PROGREDIO REGREDIO TRANSGREDIO
Os Pop Dell’Arte estão de volta. Na verdade, e como João Peste esclarece nesta conversa, eles não saíram de cena, simplesmente levam mais tempo a fazer as coisas. O novo álbum sai no fim de março.
Como é que alguém com quase 60 anos não há de sentir saudades de quando tinha 20 e poucos?" A resposta, tão óbvia quanto seca, serve para a pergunta tão necessária quanto justa “sente saudades desses anos 80?” – os anos 80 da Lisboa fervilhante de bandas e de um Bairro Alto a transpirar modernidade, dando os primeiros passos em direção à Lisboa cosmopolita que, entretanto, se formou.

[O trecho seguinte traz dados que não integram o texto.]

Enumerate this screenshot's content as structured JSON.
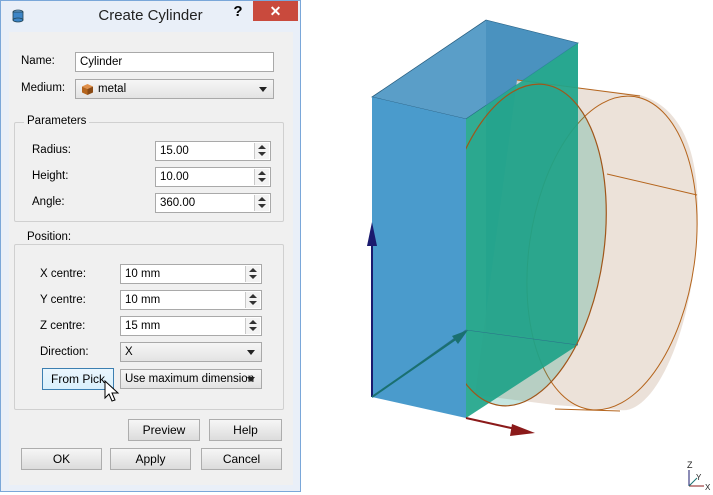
{
  "dialog": {
    "title": "Create Cylinder",
    "help_glyph": "?",
    "close_glyph": "✕",
    "name_label": "Name:",
    "name_value": "Cylinder",
    "medium_label": "Medium:",
    "medium_value": "metal",
    "parameters": {
      "title": "Parameters",
      "radius_label": "Radius:",
      "radius_value": "15.00",
      "height_label": "Height:",
      "height_value": "10.00",
      "angle_label": "Angle:",
      "angle_value": "360.00"
    },
    "position": {
      "title": "Position:",
      "x_label": "X centre:",
      "x_value": "10 mm",
      "y_label": "Y centre:",
      "y_value": "10 mm",
      "z_label": "Z centre:",
      "z_value": "15 mm",
      "direction_label": "Direction:",
      "direction_value": "X",
      "from_pick_label": "From Pick",
      "dimension_value": "Use maximum dimension"
    },
    "buttons": {
      "preview": "Preview",
      "help": "Help",
      "ok": "OK",
      "apply": "Apply",
      "cancel": "Cancel"
    }
  },
  "viewport": {
    "triad": {
      "z": "Z",
      "y": "Y",
      "x": "X"
    }
  },
  "colors": {
    "box_front": "#4a9bcc",
    "box_side": "#1fa58a",
    "cylinder": "#e8dcd2",
    "cylinder_edge": "#b5651d",
    "axis_z": "#1a1a6e",
    "axis_x": "#8b1a1a",
    "close_button": "#c94a3d"
  }
}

Mas a pergunta é sobre muito mais do que a idade ou um tempo que passou e o próprio João Peste – vocalista praticamente mitológico dessa dimensão artística multidisciplinar chamada Pop Dell’Arte – concede, existiu uma era de uma Lisboa excitante, “foram tempos muito interessantes”. Elabora na explicação, conta que a ingenuidade de quem se dispunha a fazer coisas novas, a criar e a explorar, brotava de um tempo novo, de uma democracia recém-conquistada (“eu ainda vivi na Ditadura, tinha 11 anos quando se deu o 25 de Abril”), de uma liberdade ainda fresca, “não havia censura, podíamos falar e escrever”.
Os Pop Dell’Arte
Para compreender a importância dos Pop Dell’Arte e de João Peste num momento fundamental das artes e da cultura moderna – moderna no sentido de “dos tempos recentes”, para não se confundir com as correntes da viragem do século XIX para o século XX – importa perceber em que contexto eles surgem. Essa Lisboa musical desse Bairro Alto, a tal que fervilhava, crescia, com alguma ingenuidade, muito inspirada naquilo a que podemos chamar “eixo Liverpool-Manchester” e que era popularmente conhecida como “música de vanguarda”. João Peste era um desalinhado desse paradigma. Cantava em inglês, alemão e francês, para além do português, misturava cabaré com eletrónica, tinha uma performance que fugia aos padrões invariavelmente na órbita do rock, fazia valer as imensas referências artísticas e, principalmente, culturais que dominava, misturava artes plásticas – pintura, colagem, etc. – com a performance musical.
Estas características que distinguiam Peste e os Pop Dell’Arte dos demais também acabavam por, de certo modo, circunscrevê-los a um círculo muito citadino e cosmopolita. A banda nunca teve a popularidade de outras que assentavam menos na complexidade artística e na sofisticação intelectual e mais na força da simplicidade da mensagem, que tocava quem as ouvisse.
Para além de – ou até “mais do que” – um fenómeno urbano, era um fenómeno lisboeta, uma vez que em meados de 80 a clivagem Lisboa-Porto se fazia sentir, e muito, mesmo ao nível das bandas (a norte, Rui Veloso, GNR e os Taxi; a sul, os Xutos & Pontapés e os UHF).
A música portuguesa
“Queríamos uma linguagem universal”, diz João Peste sobre o facto de cantar noutras línguas – a explicação que se segue, que vai desaguar mais adiante, por exemplo, nos dadás e nos futuristas, na poesia clássica e no grego antigo, merece atenção. “Estava sempre tudo com a música portuguesa, a música portuguesa, a música portuguesa, e eu, uma vez, num programa de televisão, tentei explicar que aquilo que andávamos a fazer, não só nós, mas outros, como o Rui Veloso, talvez não fosse música portuguesa – podia ser cantada em português, podia ser feita por portugueses, mas não tinha nenhuma especificidade enquanto música portuguesa – tal como a pintura do Picasso não é espanhola – e não estou a comparar o que fazíamos com a pintura do Picasso, atenção. Há, por vezes, coisas que são universais, que não têm esse lado nacional. Cantámos em português e ainda cantamos, mas era quando calhava usar, não era forçoso.”